The seven Democrats who brought the suit included House Minority Leader Rep. Renny Cushing, D-Hampton, and was filed under the Americans with Disabilities Act and the Rehabilitation Act saying they were entitled to accommodations in order to avoid contracting COVID-19 at the sessions, which could be deadly for them.
Attorney Paul Twomey, speaking for himself, said the hearing can be viewed at 10 a.m. Friday via the YouTube link below: https://www.youtube.com/channel/UCiq_Kg0zEPrjMFK_s-KP5_g/
“Refusing remote access in midst of a pandemic with cases skyrocketing shows an appalling lack of concern for the lives and health of their fellow representatives of both parties,” Twomey said.
But there may be other concerns.
State Sen. Thomas Sherman, D-Rye, a physician, noted two of his study committees could not be held for lack of quorum recently.
Sherman said without remote access, and the growth of the Delta variant of COVID-19 “we can’t get the work of the people done. We have the technology and we should be able to continue the work of the people.”
House Speaker Sherman Packard, who was elected by the Republicans upon the death of Speaker Dick Hinch, (who died of COVID-19 following the first in-person session of the new legislature in January) wrote in the Aug. 20 House Calendar, that the House needed to resume following rules requiring in-person meetings now that there is no longer a state of emergency.
While the House and Senate allowed for remote meetings to go forward during the height of the pandemic, when the governor had a State of Emergency in place, things changed on June 11 when he declined to reissue the emergency decree.
Packard said that meant the old rules related to in-person only and quorum requirements are back.
A copy of his remarks is below.
Gov. Chris Sununu has also refused to allow the continuance of remote access to Executive Council meetings since the emergency decree is ended. Sununu claims it sends a message to others to not be vaccinated.
Sen. Sherman said he does not buy it.
“You have to wonder why we would ever act to limit access, transparency.

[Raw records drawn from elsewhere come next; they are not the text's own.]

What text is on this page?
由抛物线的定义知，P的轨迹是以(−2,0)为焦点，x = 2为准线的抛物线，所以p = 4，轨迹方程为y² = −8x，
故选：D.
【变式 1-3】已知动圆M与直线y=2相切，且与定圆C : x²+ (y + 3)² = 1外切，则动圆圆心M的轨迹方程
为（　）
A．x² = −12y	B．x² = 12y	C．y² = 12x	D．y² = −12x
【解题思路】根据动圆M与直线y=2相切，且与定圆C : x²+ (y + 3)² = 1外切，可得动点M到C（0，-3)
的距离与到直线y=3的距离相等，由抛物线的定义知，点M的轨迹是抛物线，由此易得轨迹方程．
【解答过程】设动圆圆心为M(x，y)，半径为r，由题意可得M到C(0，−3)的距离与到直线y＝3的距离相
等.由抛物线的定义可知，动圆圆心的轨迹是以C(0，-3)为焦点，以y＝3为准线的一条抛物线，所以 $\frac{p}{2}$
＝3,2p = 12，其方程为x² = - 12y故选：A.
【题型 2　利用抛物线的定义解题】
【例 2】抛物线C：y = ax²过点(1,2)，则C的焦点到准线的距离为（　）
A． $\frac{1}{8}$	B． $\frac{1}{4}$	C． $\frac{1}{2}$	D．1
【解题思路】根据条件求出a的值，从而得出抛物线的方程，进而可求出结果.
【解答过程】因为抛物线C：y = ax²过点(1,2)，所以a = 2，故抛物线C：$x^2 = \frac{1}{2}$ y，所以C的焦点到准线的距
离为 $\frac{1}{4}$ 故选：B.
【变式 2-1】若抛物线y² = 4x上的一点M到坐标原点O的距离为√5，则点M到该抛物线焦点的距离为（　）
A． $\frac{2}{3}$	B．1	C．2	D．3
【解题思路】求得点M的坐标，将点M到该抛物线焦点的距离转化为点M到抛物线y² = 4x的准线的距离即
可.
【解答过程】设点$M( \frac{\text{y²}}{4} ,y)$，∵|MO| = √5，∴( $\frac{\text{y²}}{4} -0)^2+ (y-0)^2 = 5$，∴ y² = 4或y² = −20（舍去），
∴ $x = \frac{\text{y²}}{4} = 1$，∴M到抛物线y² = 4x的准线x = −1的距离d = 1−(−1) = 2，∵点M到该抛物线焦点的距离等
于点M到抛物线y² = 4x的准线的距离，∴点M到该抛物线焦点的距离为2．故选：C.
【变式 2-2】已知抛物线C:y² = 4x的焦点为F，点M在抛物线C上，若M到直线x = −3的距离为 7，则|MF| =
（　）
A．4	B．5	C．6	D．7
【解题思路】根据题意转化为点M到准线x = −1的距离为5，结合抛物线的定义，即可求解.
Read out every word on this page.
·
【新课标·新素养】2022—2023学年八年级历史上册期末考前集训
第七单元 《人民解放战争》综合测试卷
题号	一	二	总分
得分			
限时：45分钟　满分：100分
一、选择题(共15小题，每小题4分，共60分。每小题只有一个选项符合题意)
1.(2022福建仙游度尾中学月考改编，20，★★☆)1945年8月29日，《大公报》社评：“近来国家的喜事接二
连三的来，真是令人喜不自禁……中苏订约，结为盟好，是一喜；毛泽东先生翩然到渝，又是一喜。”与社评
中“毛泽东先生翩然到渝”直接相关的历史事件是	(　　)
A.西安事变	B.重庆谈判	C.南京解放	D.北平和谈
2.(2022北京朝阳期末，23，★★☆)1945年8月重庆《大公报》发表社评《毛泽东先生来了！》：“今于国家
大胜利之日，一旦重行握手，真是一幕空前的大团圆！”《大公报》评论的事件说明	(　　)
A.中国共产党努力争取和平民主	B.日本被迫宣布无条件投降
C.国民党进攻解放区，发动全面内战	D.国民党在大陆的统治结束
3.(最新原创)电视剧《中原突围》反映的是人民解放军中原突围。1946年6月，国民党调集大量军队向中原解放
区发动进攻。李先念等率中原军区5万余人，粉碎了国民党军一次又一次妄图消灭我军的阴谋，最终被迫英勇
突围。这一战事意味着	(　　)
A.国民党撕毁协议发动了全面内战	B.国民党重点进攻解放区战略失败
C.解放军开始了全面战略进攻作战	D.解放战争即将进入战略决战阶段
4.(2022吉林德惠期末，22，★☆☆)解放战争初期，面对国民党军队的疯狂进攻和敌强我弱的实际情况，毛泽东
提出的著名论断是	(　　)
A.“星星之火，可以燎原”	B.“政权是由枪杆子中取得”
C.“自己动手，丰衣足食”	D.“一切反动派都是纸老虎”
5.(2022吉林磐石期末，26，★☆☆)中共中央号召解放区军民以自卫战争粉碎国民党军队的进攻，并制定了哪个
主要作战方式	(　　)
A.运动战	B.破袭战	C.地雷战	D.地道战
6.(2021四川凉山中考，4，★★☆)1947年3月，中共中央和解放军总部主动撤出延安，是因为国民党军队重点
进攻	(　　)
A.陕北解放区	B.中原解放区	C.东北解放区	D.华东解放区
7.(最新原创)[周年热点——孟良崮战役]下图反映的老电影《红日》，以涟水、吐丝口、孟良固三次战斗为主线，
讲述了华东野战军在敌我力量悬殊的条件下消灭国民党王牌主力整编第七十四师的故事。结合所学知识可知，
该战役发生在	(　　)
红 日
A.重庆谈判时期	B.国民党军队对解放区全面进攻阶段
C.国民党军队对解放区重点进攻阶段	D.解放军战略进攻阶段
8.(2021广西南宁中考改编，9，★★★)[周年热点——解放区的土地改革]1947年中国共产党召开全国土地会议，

We have this remarkable tool to expand that capacity,” Sherman said.
He said he has a bit of an issue with remote access only as it relates to providing testimony.
“I think we need to start with rules,” he said, noting that out-of-state testimony in the past has limited time for in-state testimony.
“Anyone from anywhere can come and testify on a New Hampshire bill,” Sherman said. At a hearing this past year on a bill, he noted a doctor who had lost his license in Maryland came to testify against vaccines in New Hampshire and when it came time for doctors in New Hampshire to testify, time was more limited.
“It does make me concerned only on the testimony side. But being able to tune in and listen to what’s happening, I think we should embrace that as access and I can’t think of a single reason why we would not have them available remotely. There is just no downside. Unless they are afraid of something. That may be the public will catch on to what they are doing. I don’t know. I see no other reason not to do it,” Sherman said.